HAUT-DU-CAP, Haiti -- As he begins his third year in office, President Michel Martelly is adding a dose of reality to his campaign promises, telling the Haitian people he alone cannot transform their lives.
Calmer and more mature in his rhetoric, Martelly is calling for greater social responsibility, describing his nation’s deep-seated social ills —hunger, joblessness and poverty — as problems that will not disappear overnight.
But even while trying to temper expectations, the man who once promised sweeping change remains uncompromising. He has simultaneously called for reconciliation among Haiti’s opposition while bashing political foes as he accuses parliamentarians of blocking progress.
Unable to get answers about more than $400 million in no-bid, post-Hurricane Sandy contracts, senators last week issued a summons to Prime Minister Laurent Lamothe to appear before them on Tuesday. Martelly, in turn, called an extraordinary session to address other matters.
“This is a government that is in place, that believes in our work,” Martelly said last week as he inaugurated a government administrative center on the outskirts of Cap-Haïtien.
Though work on the center began two presidential predecessors ago, he is happy to take credit for this project and others.
“The results are starting to be felt all over the country,’’ he said.
There have been changes in Haiti, which was ravaged by a magnitude-7.0 earthquake in January 2010 that left 1.5 million homeless. Of the 634,000 people living in tent cities when Martelly took office on May 14, 2011, just under half remain in squalid camps. This month a new housing development on the outskirts of the capital in Morne-à-Cabrit marked a milestone: 1,500 homes completed out of 3,000 planned.
However, much of the new dynamism is cosmetic — cleaner streets, sidewalks being built, and newly repaved roads. Even an infamous mountaintop slum overlooking two new luxury hotels in Petionville recently got a facelift. So too did a public square that once housed thousands of quake victims.
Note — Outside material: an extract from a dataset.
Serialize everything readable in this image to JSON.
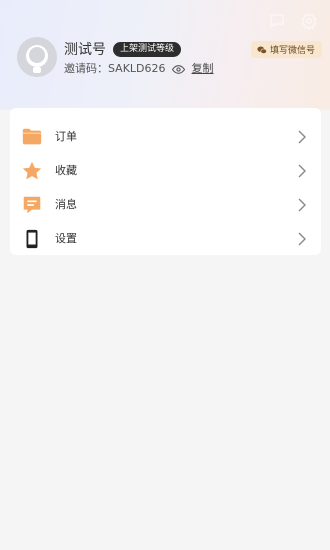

Though the improved façade, like the newly asphalted road leading visitors out of a still-under renovation Port-au-Prince international airport, paint a more welcoming Haiti, critics and even foreign observers say Haiti remains fragile and a developmental mess. The projects offer visibility for a government wanting to show results but they also raise questions about sustainability.
“This is all government work, standard work to be expected from any government,” said Michel Eric Gaillard, a Port-au-Prince political analyst. “Fundamental policy changes are needed but they are not there.”
Martelly’s actions must now match his speeches, observers say. Institutions, including the judiciary, remain weak; corruption persists and an economic takeoff hasn’t left the launch pad.
Direct foreign investment is projected to be $110 million — down from $170 million during the last budget year. And the head of the Senate Finance Committee has warned that Haiti faces a $200 million budget shortfall.
Meanwhile, Haiti’s foreign debt has ticked up to $1.1 billion in the past three years — almost as much as it was when it was forgiven on the day of the quake.
“It takes a functional government to deliver and Haiti does not have that under Micky or Lamothe,” said Jocelyn McCalla, a New York-based Haiti expert. “He had a rocky start. He’s managed to hold onto a PM; he’s got significant support in parliament until the well runs dry; he’s managed to use (Hugo) Chávez’s money, but that will come back to bite Haiti, not Martelly, in the you-know-where sometime soon.”